With a more generous framing one could call all this a romantic yearning to have a deeper, rooted connection to an “old world.” That’s perhaps fair. But it’s one thing to fall in love with a culture, to move there, commit to learning the language, and so on. You can have more than one identity: no one is just “this” or “that.” And, best of all, if you pursue your passions, learn something and live it, that lived embodiment can tie your passion to your identity over time. America always got this right: it has been a country of immigrants, where you could move over and then become “American” in addition to your previous identity. Most European countries do not have this: you may immigrate, but you will always remain a foreigner “who learned our ways,” or something like this. This is most definitely a fault, and it’s something we can learn from the USA.
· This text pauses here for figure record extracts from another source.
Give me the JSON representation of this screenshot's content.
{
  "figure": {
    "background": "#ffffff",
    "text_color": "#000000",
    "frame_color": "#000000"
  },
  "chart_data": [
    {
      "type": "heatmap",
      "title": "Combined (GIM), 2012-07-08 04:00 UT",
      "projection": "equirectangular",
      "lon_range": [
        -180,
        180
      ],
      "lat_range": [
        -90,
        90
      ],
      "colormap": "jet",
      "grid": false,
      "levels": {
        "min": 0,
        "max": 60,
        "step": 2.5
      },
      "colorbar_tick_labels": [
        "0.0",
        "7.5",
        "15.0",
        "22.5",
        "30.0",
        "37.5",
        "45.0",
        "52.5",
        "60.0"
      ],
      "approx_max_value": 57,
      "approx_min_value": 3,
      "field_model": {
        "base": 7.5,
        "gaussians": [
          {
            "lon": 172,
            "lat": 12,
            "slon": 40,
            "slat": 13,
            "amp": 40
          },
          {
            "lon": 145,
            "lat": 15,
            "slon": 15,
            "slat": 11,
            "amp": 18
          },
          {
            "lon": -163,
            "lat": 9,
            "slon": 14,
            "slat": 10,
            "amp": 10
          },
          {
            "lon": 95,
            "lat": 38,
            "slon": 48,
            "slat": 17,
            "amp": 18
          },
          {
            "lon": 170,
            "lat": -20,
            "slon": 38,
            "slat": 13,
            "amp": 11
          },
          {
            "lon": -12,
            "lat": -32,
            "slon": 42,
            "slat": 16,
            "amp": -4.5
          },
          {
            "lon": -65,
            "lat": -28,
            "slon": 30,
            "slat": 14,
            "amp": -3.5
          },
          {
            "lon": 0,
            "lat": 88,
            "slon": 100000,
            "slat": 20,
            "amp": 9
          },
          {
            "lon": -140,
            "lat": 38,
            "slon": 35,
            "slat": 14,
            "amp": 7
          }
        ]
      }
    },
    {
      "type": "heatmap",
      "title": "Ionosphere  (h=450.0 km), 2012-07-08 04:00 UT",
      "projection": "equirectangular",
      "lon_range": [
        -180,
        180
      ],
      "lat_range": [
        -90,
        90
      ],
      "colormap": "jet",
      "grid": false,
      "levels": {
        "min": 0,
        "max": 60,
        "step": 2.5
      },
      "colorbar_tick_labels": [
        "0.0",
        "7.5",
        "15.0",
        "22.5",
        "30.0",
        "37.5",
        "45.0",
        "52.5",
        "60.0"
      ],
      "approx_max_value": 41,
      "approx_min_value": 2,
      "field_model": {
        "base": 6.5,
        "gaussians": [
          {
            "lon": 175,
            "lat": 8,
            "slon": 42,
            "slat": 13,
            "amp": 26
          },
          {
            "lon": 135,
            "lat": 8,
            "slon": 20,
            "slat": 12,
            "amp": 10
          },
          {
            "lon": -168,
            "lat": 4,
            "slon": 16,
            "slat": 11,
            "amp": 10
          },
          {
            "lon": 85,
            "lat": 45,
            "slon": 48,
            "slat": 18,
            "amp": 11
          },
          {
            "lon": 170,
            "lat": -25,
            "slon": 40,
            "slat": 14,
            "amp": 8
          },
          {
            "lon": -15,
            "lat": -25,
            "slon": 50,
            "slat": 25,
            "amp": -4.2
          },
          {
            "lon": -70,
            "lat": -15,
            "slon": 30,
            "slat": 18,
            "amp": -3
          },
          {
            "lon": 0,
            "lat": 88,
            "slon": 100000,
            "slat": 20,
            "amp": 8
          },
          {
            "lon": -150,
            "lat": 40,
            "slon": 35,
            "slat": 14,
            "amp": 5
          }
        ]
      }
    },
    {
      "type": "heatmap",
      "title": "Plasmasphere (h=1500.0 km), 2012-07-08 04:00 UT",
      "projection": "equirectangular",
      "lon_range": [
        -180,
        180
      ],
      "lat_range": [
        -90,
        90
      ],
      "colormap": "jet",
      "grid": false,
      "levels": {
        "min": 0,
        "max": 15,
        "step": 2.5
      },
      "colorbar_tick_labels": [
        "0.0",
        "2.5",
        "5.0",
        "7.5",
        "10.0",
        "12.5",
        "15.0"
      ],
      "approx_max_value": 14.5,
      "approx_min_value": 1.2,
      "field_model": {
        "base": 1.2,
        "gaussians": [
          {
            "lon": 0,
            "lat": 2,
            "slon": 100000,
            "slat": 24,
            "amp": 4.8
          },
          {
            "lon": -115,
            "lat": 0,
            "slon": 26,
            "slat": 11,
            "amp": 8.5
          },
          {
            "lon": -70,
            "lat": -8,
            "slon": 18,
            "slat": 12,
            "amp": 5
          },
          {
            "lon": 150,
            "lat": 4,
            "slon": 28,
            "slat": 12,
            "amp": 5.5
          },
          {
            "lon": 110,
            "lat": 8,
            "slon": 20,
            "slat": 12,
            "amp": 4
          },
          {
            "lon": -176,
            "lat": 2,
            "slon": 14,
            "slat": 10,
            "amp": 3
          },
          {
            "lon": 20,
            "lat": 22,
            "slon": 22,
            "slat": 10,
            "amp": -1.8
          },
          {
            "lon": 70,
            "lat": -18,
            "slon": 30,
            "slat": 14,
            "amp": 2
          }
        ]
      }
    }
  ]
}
The problem is that Katie hasn’t gone to that effort.
What has hurt Kasia the most has been the implication that Katie also shared the immigrant experience. Even if Katie has suffered in other ways, she has not known specifically what it was to have people laugh at your accent, or your grammar mistakes, and throw eggs at you for it. Being an immigrant child is a specific, lonely experience: Katie never had to adjust fundamental things about herself, like her name, or how she spoke, only to find that she still hadn’t found belonging. As an adult you grow into a person who leads a liminal existence: you’re in-between places, and neither of them really wants to claim you. Kasia looks at the lives of people she went to school with in Poland and wonders where she would be today if she had stayed. Would she have gone to university? What would she have studied? What would her values be?
Katie pretended she experienced so much of the same, which made Kasia bond with her emotionally so much more than she had with anyone else in a really long time. And all through this, while Katie was insistent she had had the same experience, Kasia filled in the gaps of what she didn’t say, as if these things were too hard to say. Because they are.